Start by deciding whether you are replacing FlutterFlow as a visual builder, as an app delivery pipeline, or as a way for non-developers to change screens without touching code. FlutterFlow's convenience comes from keeping navigation, state, responsive layout, backend bindings, and build settings in its project model. An open source replacement may expose more of that as source files, configuration, or scripts. That is usually better for long-term control, but it changes who owns architecture decisions. If your team mainly needs quick prototypes, prioritize visual iteration. If the app already has product-market weight, prioritize readable source, testability, branching, and a clean path to native build tools.
Expect to give up some of FlutterFlow's integrated polish. Open source options often cover the app builder, the code framework, or the backend admin layer well, but not all of them in one opinionated workspace. Visual design fidelity may require manual cleanup, especially around breakpoints, reusable components, state management, and complex conditional flows. Non-developers may need narrower permissions or a staging process instead of editing production-facing behavior directly.

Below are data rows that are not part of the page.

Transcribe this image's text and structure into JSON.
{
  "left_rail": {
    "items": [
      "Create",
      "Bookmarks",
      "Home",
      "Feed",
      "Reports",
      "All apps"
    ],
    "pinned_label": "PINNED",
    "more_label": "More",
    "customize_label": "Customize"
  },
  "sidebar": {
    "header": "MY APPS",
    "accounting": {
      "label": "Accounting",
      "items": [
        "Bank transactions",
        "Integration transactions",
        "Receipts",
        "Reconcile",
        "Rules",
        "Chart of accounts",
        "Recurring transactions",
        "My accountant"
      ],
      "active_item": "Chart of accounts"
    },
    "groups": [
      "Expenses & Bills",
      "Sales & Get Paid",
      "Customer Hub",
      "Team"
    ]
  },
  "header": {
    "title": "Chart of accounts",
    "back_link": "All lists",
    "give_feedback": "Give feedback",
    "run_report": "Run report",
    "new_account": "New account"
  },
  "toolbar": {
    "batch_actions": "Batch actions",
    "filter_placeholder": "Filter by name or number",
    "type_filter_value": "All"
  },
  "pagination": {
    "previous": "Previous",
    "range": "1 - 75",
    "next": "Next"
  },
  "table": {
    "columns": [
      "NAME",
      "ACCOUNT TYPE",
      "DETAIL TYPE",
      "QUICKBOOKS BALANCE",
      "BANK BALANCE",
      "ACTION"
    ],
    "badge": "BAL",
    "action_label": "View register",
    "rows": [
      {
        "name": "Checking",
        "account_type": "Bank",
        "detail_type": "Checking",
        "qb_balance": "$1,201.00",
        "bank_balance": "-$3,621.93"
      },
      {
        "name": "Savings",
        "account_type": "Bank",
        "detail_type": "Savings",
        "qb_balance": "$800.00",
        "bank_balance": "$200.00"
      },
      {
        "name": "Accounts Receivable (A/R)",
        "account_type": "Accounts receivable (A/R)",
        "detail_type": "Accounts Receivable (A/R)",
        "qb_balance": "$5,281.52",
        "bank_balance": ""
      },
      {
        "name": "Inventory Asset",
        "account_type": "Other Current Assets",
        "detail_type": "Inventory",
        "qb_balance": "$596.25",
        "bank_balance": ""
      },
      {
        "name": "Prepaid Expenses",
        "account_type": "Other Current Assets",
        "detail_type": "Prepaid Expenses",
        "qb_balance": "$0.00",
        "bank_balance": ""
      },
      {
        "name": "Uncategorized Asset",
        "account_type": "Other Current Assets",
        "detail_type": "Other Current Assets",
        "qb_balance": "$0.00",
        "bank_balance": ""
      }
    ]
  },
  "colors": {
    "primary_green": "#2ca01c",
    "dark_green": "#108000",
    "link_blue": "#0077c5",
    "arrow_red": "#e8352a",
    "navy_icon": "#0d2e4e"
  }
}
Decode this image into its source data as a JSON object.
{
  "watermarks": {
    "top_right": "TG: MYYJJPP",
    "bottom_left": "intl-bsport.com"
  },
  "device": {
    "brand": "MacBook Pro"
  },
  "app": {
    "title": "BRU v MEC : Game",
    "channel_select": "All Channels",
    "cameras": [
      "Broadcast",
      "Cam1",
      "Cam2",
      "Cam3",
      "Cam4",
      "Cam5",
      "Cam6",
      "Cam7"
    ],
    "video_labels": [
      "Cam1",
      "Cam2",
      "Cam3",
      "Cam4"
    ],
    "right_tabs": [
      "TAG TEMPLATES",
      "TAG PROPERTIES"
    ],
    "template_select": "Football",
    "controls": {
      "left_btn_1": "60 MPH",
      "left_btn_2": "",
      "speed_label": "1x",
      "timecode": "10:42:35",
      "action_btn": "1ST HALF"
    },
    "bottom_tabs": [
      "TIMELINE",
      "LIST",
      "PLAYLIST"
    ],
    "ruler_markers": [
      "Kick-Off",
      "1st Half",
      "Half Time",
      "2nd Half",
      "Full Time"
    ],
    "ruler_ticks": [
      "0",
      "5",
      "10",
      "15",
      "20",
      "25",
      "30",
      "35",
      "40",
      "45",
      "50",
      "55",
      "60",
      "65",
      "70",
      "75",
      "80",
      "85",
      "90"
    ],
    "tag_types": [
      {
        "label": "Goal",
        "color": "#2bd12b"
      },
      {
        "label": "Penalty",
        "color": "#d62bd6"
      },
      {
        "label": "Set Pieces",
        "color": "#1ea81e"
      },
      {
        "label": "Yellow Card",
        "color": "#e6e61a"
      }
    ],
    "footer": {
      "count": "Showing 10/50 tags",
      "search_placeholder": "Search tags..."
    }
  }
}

You may gain local development, version control, and deeper customization, but budget for engineering time to replace templates, generated actions, deployment shortcuts, and any workflow your team currently treats as automatic.
Migration starts with exports, not with a rewrite plan. Export the source project when your FlutterFlow plan and project settings allow it, download assets, document environment variables, and capture backend collections, authentication flows, storage paths, API calls, and custom code blocks. The exported app is a starting point, not a clean target architecture. Screens, assets, routing, and some logic can survive, but naming, state boundaries, generated helper code, dependency choices, and build configuration usually need review. For larger apps, migrate one vertical slice first, then move shared components and backend contracts after tests prove the open source toolchain can build and release reliably.